Ouço com frequência a frase encorajadora “seja a sua melhor versão”, de modo a sugerir que o ouvinte se apresente com uma roupagem mais interessante, performando em chave estética suas ambições existenciais e profissionais.
Uma versão não substantivamente diferente, é verdade, mas em aparência mais atraente do que a versão inferior, numa operação que é mais de customização de personalidade do que de autoaprendizado ou qualquer modalidade que requeira maturação.
E é isso, de fato, que é mais curioso nessa história: que tenha prosperado a crença, ainda que limitada a certos discursos gerenciais, em que possa haver edições distintas de si mesmo, como um aplicativo que fosse gradualmente aprimorado e lançado para a venda, substituindo o modelo anterior, que logo também estará defasado e predisposto ao descarte, inservível para o que vem pela frente.
Uma obsolescência programada do próprio eu, feito de material volátil, fluido e barateado. Num dia, molda-se a tal ou qual novidade, turbinado por atributos que lhe garantem pleno funcionamento num mercado cujo progresso jamais se interrompe, tornando-se uma marca de permanente distinção – a sua melhor versão.

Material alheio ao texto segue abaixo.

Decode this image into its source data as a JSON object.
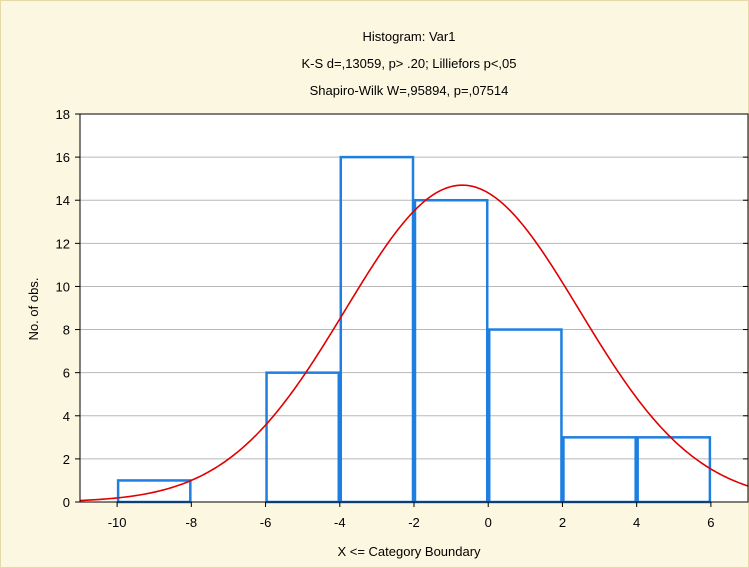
{
  "chart_data": {
    "type": "bar",
    "title": "Histogram: Var1",
    "subtitle_lines": [
      "K-S d=,13059, p> .20; Lilliefors p<,05",
      "Shapiro-Wilk W=,95894, p=,07514"
    ],
    "xlabel": "X <= Category Boundary",
    "ylabel": "No. of obs.",
    "xlim": [
      -11,
      7
    ],
    "ylim": [
      0,
      18
    ],
    "x_ticks": [
      -10,
      -8,
      -6,
      -4,
      -2,
      0,
      2,
      4,
      6
    ],
    "y_ticks": [
      0,
      2,
      4,
      6,
      8,
      10,
      12,
      14,
      16,
      18
    ],
    "grid": true,
    "bins": [
      {
        "from": -10,
        "to": -8,
        "count": 1
      },
      {
        "from": -8,
        "to": -6,
        "count": 0
      },
      {
        "from": -6,
        "to": -4,
        "count": 6
      },
      {
        "from": -4,
        "to": -2,
        "count": 16
      },
      {
        "from": -2,
        "to": 0,
        "count": 14
      },
      {
        "from": 0,
        "to": 2,
        "count": 8
      },
      {
        "from": 2,
        "to": 4,
        "count": 3
      },
      {
        "from": 4,
        "to": 6,
        "count": 3
      }
    ],
    "normal_curve": {
      "mean": -0.7,
      "sd": 3.15,
      "peak": 14.7
    },
    "colors": {
      "bars": "#1e7fe0",
      "curve": "#e00000",
      "grid": "#b8b8b8",
      "plot_bg": "#ffffff",
      "frame_bg": "#fcf7e1"
    }
  }
}
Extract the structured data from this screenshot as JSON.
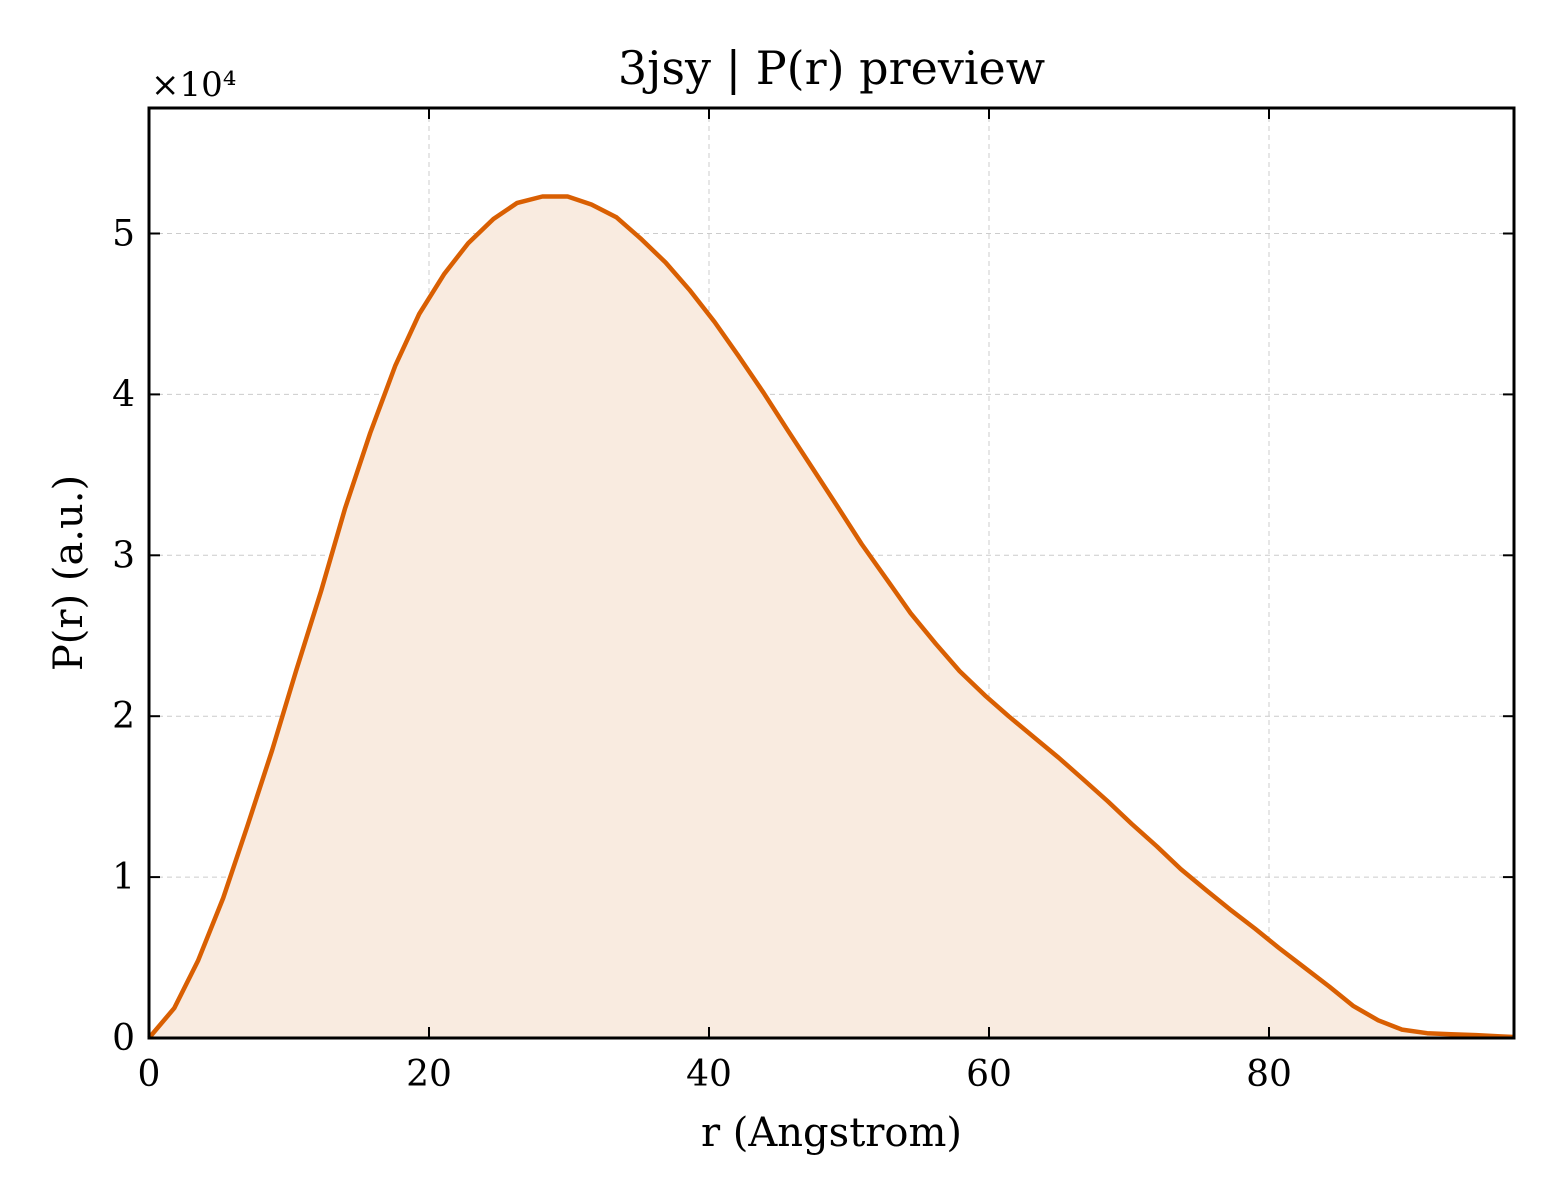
{
  "chart_data": {
    "type": "area",
    "title": "3jsy | P(r) preview",
    "xlabel": "r (Angstrom)",
    "ylabel": "P(r) (a.u.)",
    "y_offset_label": "×10⁴",
    "xlim": [
      0,
      97.5
    ],
    "ylim": [
      0,
      57800
    ],
    "xticks": [
      0,
      20,
      40,
      60,
      80
    ],
    "yticks": [
      0,
      10000,
      20000,
      30000,
      40000,
      50000
    ],
    "ytick_labels": [
      "0",
      "1",
      "2",
      "3",
      "4",
      "5"
    ],
    "grid": true,
    "line_color": "#d95f02",
    "fill_color": "#f9ebe0",
    "x": [
      0,
      1.8,
      3.5,
      5.3,
      7.0,
      8.8,
      10.5,
      12.3,
      14.0,
      15.8,
      17.6,
      19.3,
      21.1,
      22.8,
      24.6,
      26.3,
      28.1,
      29.9,
      31.6,
      33.4,
      35.1,
      36.9,
      38.6,
      40.4,
      42.1,
      43.9,
      45.6,
      47.4,
      49.2,
      50.9,
      52.7,
      54.4,
      56.2,
      57.9,
      59.7,
      61.4,
      63.2,
      65.0,
      66.7,
      68.5,
      70.2,
      72.0,
      73.7,
      75.5,
      77.2,
      79.0,
      80.7,
      82.5,
      84.3,
      86.0,
      87.8,
      89.5,
      91.3,
      93.0,
      94.8,
      96.5,
      97.5
    ],
    "y": [
      0,
      1850,
      4800,
      8700,
      13100,
      17900,
      22800,
      27800,
      32900,
      37600,
      41800,
      45000,
      47500,
      49400,
      50900,
      51900,
      52300,
      52300,
      51800,
      51000,
      49700,
      48200,
      46500,
      44500,
      42400,
      40100,
      37800,
      35400,
      33000,
      30700,
      28500,
      26400,
      24500,
      22800,
      21300,
      20000,
      18700,
      17400,
      16100,
      14700,
      13300,
      11900,
      10500,
      9200,
      8000,
      6800,
      5600,
      4400,
      3200,
      2000,
      1100,
      520,
      300,
      230,
      180,
      100,
      60
    ]
  }
}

Ser essa versão recauchutada, nesse sentido, é estar continuamente mergulhado numa custosa dinâmica de produção, tal como um iPhone 14, 15 ou por aí vai. Sou o melhor de mim porque faço uma modelagem das minhas expectativas e das minhas potencialidades em atendimento a demandas alheias.
Exatamente porque o horizonte de aperfeiçoamento do maquinário digital também se aplica ao humano, corremos a ostentar por todo o mundo a melhor versão de nós mesmos. A captura da autoimagem tem, então, o objetivo expresso de projetar o novo “self” recém-saído de fábrica por meio do jorro de informação gratuita nas redes.

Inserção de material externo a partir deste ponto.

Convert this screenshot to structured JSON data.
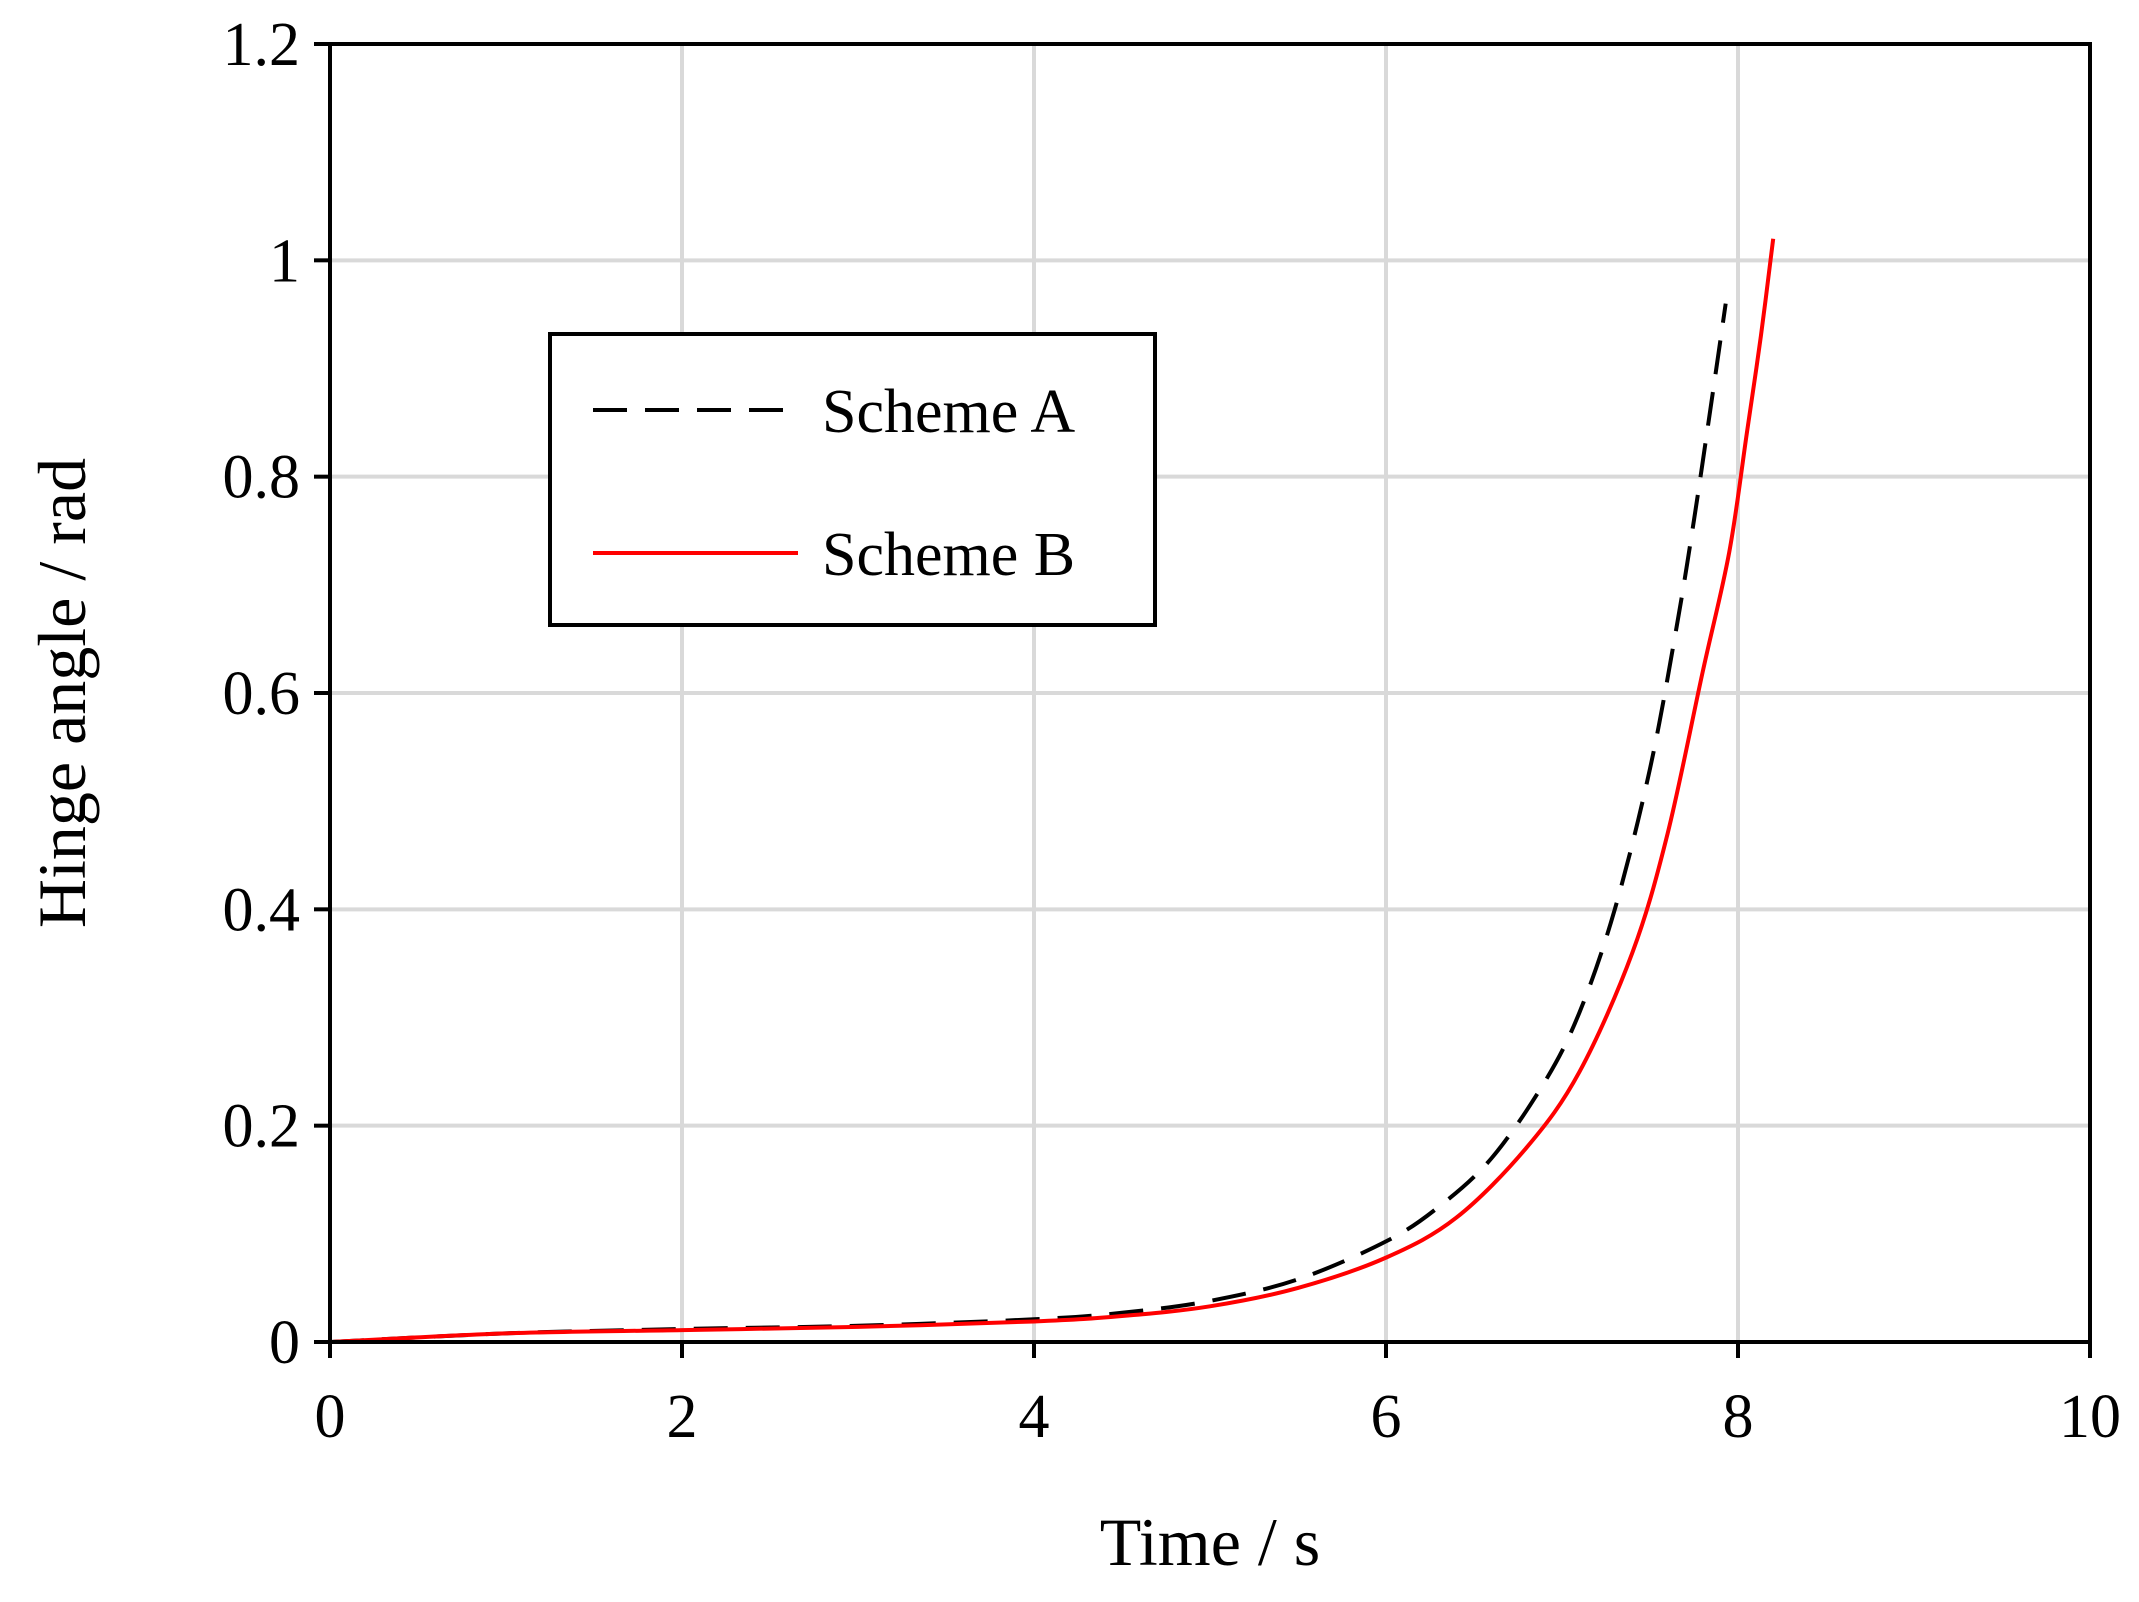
{
  "chart_data": {
    "type": "line",
    "xlabel": "Time / s",
    "ylabel": "Hinge angle / rad",
    "xlim": [
      0,
      10
    ],
    "ylim": [
      0,
      1.2
    ],
    "x_ticks": [
      "0",
      "2",
      "4",
      "6",
      "8",
      "10"
    ],
    "y_ticks": [
      "0",
      "0.2",
      "0.4",
      "0.6",
      "0.8",
      "1",
      "1.2"
    ],
    "grid": true,
    "legend_position": "upper-left",
    "series": [
      {
        "name": "Scheme A",
        "color": "#000000",
        "style": "dashed",
        "points": [
          [
            0,
            0.0
          ],
          [
            1,
            0.008
          ],
          [
            2,
            0.012
          ],
          [
            3,
            0.015
          ],
          [
            4,
            0.021
          ],
          [
            4.5,
            0.027
          ],
          [
            5,
            0.038
          ],
          [
            5.5,
            0.058
          ],
          [
            6,
            0.093
          ],
          [
            6.3,
            0.125
          ],
          [
            6.6,
            0.17
          ],
          [
            6.9,
            0.24
          ],
          [
            7.1,
            0.305
          ],
          [
            7.3,
            0.4
          ],
          [
            7.5,
            0.53
          ],
          [
            7.65,
            0.66
          ],
          [
            7.75,
            0.76
          ],
          [
            7.85,
            0.87
          ],
          [
            7.93,
            0.96
          ]
        ]
      },
      {
        "name": "Scheme B",
        "color": "#ff0000",
        "style": "solid",
        "points": [
          [
            0,
            0.0
          ],
          [
            1,
            0.008
          ],
          [
            2,
            0.011
          ],
          [
            3,
            0.014
          ],
          [
            4,
            0.019
          ],
          [
            4.5,
            0.024
          ],
          [
            5,
            0.033
          ],
          [
            5.5,
            0.05
          ],
          [
            6,
            0.078
          ],
          [
            6.4,
            0.115
          ],
          [
            6.8,
            0.18
          ],
          [
            7.1,
            0.25
          ],
          [
            7.4,
            0.36
          ],
          [
            7.6,
            0.47
          ],
          [
            7.8,
            0.62
          ],
          [
            7.95,
            0.73
          ],
          [
            8.05,
            0.84
          ],
          [
            8.13,
            0.93
          ],
          [
            8.2,
            1.02
          ]
        ]
      }
    ]
  }
}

A melhor versão de si mesmo carece sempre de que seja posta a consumo por uma audiência que também procura acionar na própria subjetividade o dispositivo de melhoria. Numa “gamificação” da vida, acumulamos pontos à medida que nos revelamos superiores em escala e qualidade ao “eu” do dia anterior. Superação é a meta.

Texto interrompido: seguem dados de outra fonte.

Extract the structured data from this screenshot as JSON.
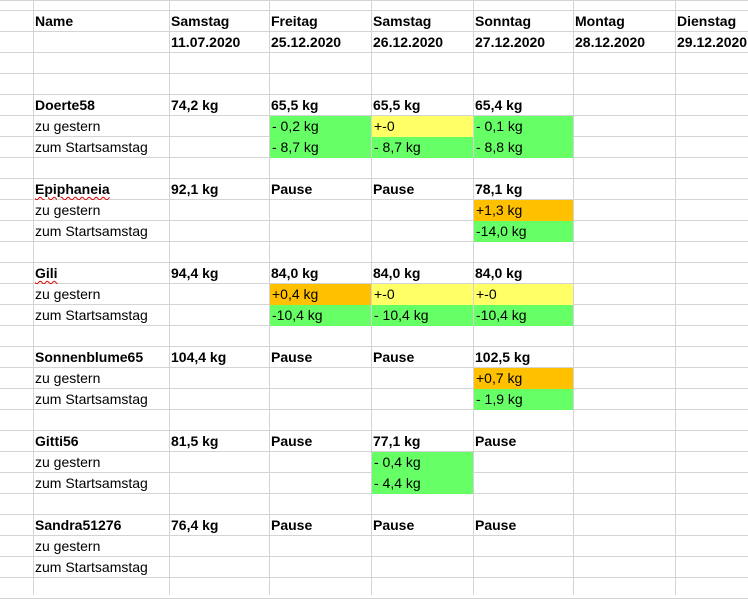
{
  "colors": {
    "green": "#66ff66",
    "yellow": "#ffff66",
    "orange": "#ffc000",
    "grid": "#d4d4d4"
  },
  "header": {
    "name_label": "Name",
    "days": [
      {
        "weekday": "Samstag",
        "date": "11.07.2020"
      },
      {
        "weekday": "Freitag",
        "date": "25.12.2020"
      },
      {
        "weekday": "Samstag",
        "date": "26.12.2020"
      },
      {
        "weekday": "Sonntag",
        "date": "27.12.2020"
      },
      {
        "weekday": "Montag",
        "date": "28.12.2020"
      },
      {
        "weekday": "Dienstag",
        "date": "29.12.2020"
      }
    ]
  },
  "participants": [
    {
      "name": "Doerte58",
      "weights": [
        "74,2 kg",
        "65,5 kg",
        "65,5 kg",
        "65,4 kg",
        "",
        ""
      ],
      "zu_gestern_label": "zu gestern",
      "zu_gestern": [
        "",
        "- 0,2 kg",
        "+-0",
        "- 0,1 kg",
        "",
        ""
      ],
      "zu_gestern_colors": [
        "",
        "green",
        "yellow",
        "green",
        "",
        ""
      ],
      "start_label": "zum Startsamstag",
      "start": [
        "",
        "- 8,7 kg",
        "- 8,7 kg",
        "- 8,8 kg",
        "",
        ""
      ],
      "start_colors": [
        "",
        "green",
        "green",
        "green",
        "",
        ""
      ]
    },
    {
      "name": "Epiphaneia",
      "weights": [
        "92,1 kg",
        "Pause",
        "Pause",
        "78,1 kg",
        "",
        ""
      ],
      "zu_gestern_label": "zu gestern",
      "zu_gestern": [
        "",
        "",
        "",
        "+1,3 kg",
        "",
        ""
      ],
      "zu_gestern_colors": [
        "",
        "",
        "",
        "orange",
        "",
        ""
      ],
      "start_label": "zum Startsamstag",
      "start": [
        "",
        "",
        "",
        "-14,0 kg",
        "",
        ""
      ],
      "start_colors": [
        "",
        "",
        "",
        "green",
        "",
        ""
      ]
    },
    {
      "name": "Gili",
      "weights": [
        "94,4 kg",
        "84,0 kg",
        "84,0 kg",
        "84,0 kg",
        "",
        ""
      ],
      "zu_gestern_label": "zu gestern",
      "zu_gestern": [
        "",
        "+0,4 kg",
        "+-0",
        "+-0",
        "",
        ""
      ],
      "zu_gestern_colors": [
        "",
        "orange",
        "yellow",
        "yellow",
        "",
        ""
      ],
      "start_label": "zum Startsamstag",
      "start": [
        "",
        "-10,4 kg",
        "- 10,4 kg",
        "-10,4 kg",
        "",
        ""
      ],
      "start_colors": [
        "",
        "green",
        "green",
        "green",
        "",
        ""
      ]
    },
    {
      "name": "Sonnenblume65",
      "weights": [
        "104,4 kg",
        "Pause",
        "Pause",
        "102,5 kg",
        "",
        ""
      ],
      "zu_gestern_label": "zu gestern",
      "zu_gestern": [
        "",
        "",
        "",
        "+0,7 kg",
        "",
        ""
      ],
      "zu_gestern_colors": [
        "",
        "",
        "",
        "orange",
        "",
        ""
      ],
      "start_label": "zum Startsamstag",
      "start": [
        "",
        "",
        "",
        "- 1,9 kg",
        "",
        ""
      ],
      "start_colors": [
        "",
        "",
        "",
        "green",
        "",
        ""
      ]
    },
    {
      "name": "Gitti56",
      "weights": [
        "81,5 kg",
        "Pause",
        "77,1 kg",
        "Pause",
        "",
        ""
      ],
      "zu_gestern_label": "zu gestern",
      "zu_gestern": [
        "",
        "",
        "- 0,4 kg",
        "",
        "",
        ""
      ],
      "zu_gestern_colors": [
        "",
        "",
        "green",
        "",
        "",
        ""
      ],
      "start_label": "zum Startsamstag",
      "start": [
        "",
        "",
        "- 4,4 kg",
        "",
        "",
        ""
      ],
      "start_colors": [
        "",
        "",
        "green",
        "",
        "",
        ""
      ]
    },
    {
      "name": "Sandra51276",
      "weights": [
        "76,4 kg",
        "Pause",
        "Pause",
        "Pause",
        "",
        ""
      ],
      "zu_gestern_label": "zu gestern",
      "zu_gestern": [
        "",
        "",
        "",
        "",
        "",
        ""
      ],
      "zu_gestern_colors": [
        "",
        "",
        "",
        "",
        "",
        ""
      ],
      "start_label": "zum Startsamstag",
      "start": [
        "",
        "",
        "",
        "",
        "",
        ""
      ],
      "start_colors": [
        "",
        "",
        "",
        "",
        "",
        ""
      ]
    }
  ]
}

Esse jogo, no entanto, embute naturalmente a moeda contrária, ou seja, a pior versão, essa com que a gente desfila no dia a dia, mesquinha e desatenta, fria e vaidosa, mal-humorada e pronta a embates apequenados, tudo parte do caldo de miserabilidade cotidiano que evitamos exibir a qualquer tempo.
Afinal, ninguém sai pelas ruas aconselhando aos desavisados que “sejam a sua pior versão”, numa linguagem de anti-coach e revolucionariamente desmotivacional.
Como não estamos mais abertos ao poder desse efeito de choque, fica pressuposto que o pior é sempre a versão presente, a atual, a real, esta de agora, engajando o “usuário” (um conceito mais adequado que o de cidadão ou indivíduo) na busca incansável de uma nova “skin” social, mais positiva e sem arestas, mais feliz e luminosa.